8. The CPA Cost Reality
For accredited LPs, multistate compliance is a recurring annual expense:
- Per-state nonresident return preparation. $200 to $500 typical, depending on complexity and the CPA's fee structure.
- K-1 review and state allocation work. $300 to $800 for a single-syndication K-1, more if the partnership owns multistate property and the LP allocates across many states.
- Composite return participation fees. Some sponsors charge a small per-LP fee ($25 to $100) for composite return inclusion.
- Estimated tax payments. Some states require quarterly estimated payments from nonresident partners. CPA time to manage this adds another $100 to $300 per year.
For an LP with three syndications averaging four state filings each (some overlap), annual multistate compliance can exceed $3,000 to $5,000 a year on a portfolio generating $20,000 to $40,000 of taxable income.
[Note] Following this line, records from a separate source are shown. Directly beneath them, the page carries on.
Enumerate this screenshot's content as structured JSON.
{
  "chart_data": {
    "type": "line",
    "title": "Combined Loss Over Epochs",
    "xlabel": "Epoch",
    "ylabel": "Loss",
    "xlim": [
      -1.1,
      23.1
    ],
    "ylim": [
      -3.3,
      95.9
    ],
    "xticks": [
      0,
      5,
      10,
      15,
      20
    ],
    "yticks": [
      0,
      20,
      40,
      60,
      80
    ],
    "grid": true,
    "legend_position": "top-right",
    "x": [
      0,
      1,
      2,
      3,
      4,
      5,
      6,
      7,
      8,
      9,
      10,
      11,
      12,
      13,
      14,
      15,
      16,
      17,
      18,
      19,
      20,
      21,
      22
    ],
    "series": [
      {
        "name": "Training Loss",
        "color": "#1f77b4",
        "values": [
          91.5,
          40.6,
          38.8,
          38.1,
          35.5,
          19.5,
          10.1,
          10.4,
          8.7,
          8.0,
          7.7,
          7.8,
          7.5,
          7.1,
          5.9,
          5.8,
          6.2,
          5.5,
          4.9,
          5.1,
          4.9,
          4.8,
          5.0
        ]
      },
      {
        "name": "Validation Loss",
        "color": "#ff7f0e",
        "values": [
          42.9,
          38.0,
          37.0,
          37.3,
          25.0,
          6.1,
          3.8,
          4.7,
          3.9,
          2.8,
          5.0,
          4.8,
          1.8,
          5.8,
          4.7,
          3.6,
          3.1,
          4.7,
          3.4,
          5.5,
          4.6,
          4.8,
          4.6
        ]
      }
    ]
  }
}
This is a meaningful drag that does not show up in pro forma IRR.
9. K-1 Workflow
From the LP's perspective, the workflow each spring runs roughly as follows:
- Receive federal Schedule K-1 from the partnership.
- Receive state-specific K-1 schedules (or a multistate apportionment schedule) showing the allocation of income across states.
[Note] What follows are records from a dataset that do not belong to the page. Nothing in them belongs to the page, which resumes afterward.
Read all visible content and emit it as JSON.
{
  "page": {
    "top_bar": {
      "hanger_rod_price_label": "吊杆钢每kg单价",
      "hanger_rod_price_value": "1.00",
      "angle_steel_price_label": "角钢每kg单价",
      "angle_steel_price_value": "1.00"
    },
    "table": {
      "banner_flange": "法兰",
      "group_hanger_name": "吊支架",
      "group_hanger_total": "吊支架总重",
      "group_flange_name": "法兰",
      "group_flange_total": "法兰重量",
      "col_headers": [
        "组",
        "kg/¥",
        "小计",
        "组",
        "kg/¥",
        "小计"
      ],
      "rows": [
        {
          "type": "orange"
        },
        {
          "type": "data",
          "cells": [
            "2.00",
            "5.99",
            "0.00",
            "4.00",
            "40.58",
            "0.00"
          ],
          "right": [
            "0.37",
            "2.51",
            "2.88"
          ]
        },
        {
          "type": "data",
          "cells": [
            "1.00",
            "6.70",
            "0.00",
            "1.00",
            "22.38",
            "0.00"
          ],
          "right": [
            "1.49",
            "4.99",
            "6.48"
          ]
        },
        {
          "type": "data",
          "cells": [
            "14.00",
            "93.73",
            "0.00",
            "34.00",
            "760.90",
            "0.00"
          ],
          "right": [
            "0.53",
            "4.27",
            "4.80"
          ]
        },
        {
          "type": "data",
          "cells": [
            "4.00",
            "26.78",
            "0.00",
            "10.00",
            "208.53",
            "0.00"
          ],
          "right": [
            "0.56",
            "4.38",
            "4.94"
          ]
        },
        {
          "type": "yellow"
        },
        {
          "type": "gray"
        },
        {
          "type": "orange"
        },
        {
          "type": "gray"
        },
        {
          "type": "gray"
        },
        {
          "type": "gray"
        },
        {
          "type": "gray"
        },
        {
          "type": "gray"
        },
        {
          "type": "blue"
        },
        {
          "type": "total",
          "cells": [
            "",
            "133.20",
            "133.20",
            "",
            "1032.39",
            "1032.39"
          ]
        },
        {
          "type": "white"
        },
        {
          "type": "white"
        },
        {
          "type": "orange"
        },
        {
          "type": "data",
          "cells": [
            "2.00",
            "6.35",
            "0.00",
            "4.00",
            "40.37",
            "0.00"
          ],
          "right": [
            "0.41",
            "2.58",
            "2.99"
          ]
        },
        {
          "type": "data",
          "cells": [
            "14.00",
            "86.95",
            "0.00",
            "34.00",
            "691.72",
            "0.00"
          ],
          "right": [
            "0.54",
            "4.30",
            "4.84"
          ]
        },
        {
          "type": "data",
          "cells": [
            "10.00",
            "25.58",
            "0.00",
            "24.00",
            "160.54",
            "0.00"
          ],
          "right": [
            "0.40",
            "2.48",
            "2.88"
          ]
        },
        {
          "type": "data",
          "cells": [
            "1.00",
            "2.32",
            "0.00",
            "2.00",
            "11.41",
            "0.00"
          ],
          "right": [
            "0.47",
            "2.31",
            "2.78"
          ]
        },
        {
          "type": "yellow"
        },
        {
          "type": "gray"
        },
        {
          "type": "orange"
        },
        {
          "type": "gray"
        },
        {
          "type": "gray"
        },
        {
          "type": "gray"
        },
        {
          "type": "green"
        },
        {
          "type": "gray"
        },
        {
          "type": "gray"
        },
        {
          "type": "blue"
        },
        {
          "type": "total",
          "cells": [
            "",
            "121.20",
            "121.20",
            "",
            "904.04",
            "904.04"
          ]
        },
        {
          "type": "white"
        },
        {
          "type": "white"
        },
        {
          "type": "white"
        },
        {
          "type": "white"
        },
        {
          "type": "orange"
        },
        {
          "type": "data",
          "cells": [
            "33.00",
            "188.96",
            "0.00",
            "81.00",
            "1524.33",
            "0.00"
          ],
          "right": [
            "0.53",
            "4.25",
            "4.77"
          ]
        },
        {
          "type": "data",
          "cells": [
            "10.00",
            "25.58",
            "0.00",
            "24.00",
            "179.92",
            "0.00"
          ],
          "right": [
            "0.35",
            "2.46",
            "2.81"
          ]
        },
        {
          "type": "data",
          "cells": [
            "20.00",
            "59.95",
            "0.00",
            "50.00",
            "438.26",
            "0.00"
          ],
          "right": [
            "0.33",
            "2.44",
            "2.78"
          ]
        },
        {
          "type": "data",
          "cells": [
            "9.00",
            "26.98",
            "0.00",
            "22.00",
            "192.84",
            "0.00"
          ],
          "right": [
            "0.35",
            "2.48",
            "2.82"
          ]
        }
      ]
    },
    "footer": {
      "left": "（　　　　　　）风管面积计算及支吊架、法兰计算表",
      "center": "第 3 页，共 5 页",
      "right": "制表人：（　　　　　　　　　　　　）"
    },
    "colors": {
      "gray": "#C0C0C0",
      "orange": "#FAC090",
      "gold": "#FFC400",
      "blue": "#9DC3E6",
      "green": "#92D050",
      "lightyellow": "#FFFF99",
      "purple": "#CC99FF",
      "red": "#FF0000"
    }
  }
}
- Confirm whether the partnership withheld state tax (look for line items on the state K-1) and whether composite returns were filed.
- For each state where the LP has filing obligations, prepare or have a CPA prepare a nonresident return.
- Coordinate state credits in the residence state.
The April 15 federal deadline drives most of this. Many states have due dates that align with the federal date or shortly after. Extensions are typically available state-by-state but may require separate filings.
10. What LPs Should Ask Sponsors
- "Which states will I need to file in based on the partnership's current and projected property holdings?"
- "Will you provide composite returns for nonresident partners? In which states?"
- "Will withholding be applied at the partnership level?"
- "How are state K-1 schedules and apportionment information delivered to LPs?"
- "What is your typical timeline for delivering K-1s and state schedules?"
11. What Sponsors Should Disclose Upfront
Sponsors who handle multistate compliance well distinguish themselves through transparency. Best-practice disclosures include:
- A list of states where the partnership will own property and where LPs will likely have filing obligations.
- The partnership's policy on composite returns (states where they will file, states where they will not, opt-in vs. opt-out mechanics).
- Withholding policies and rates by state.
- Timeline commitments for K-1 delivery.
- Estimated incremental compliance burden for a typical LP.
Sponsors who treat multistate compliance as a known, disclosed cost build LP trust. Sponsors who hand LPs a surprise bundle of state K-1s in April with no prior context generate friction.
References
- State partnership tax frameworks vary; consult each state's Department of Revenue for current rules.
- Multistate Tax Compact provisions on apportionment and sourcing.
- UDITPA (Uniform Division of Income for Tax Purposes Act), as adopted in modified form by most states.
- State-specific composite return statutes (e.g., NY Tax Law § 658(c)(4), CA Rev. and Tax Code § 18535).
- IRS Form 1065 Schedule K-1 and corresponding state schedules.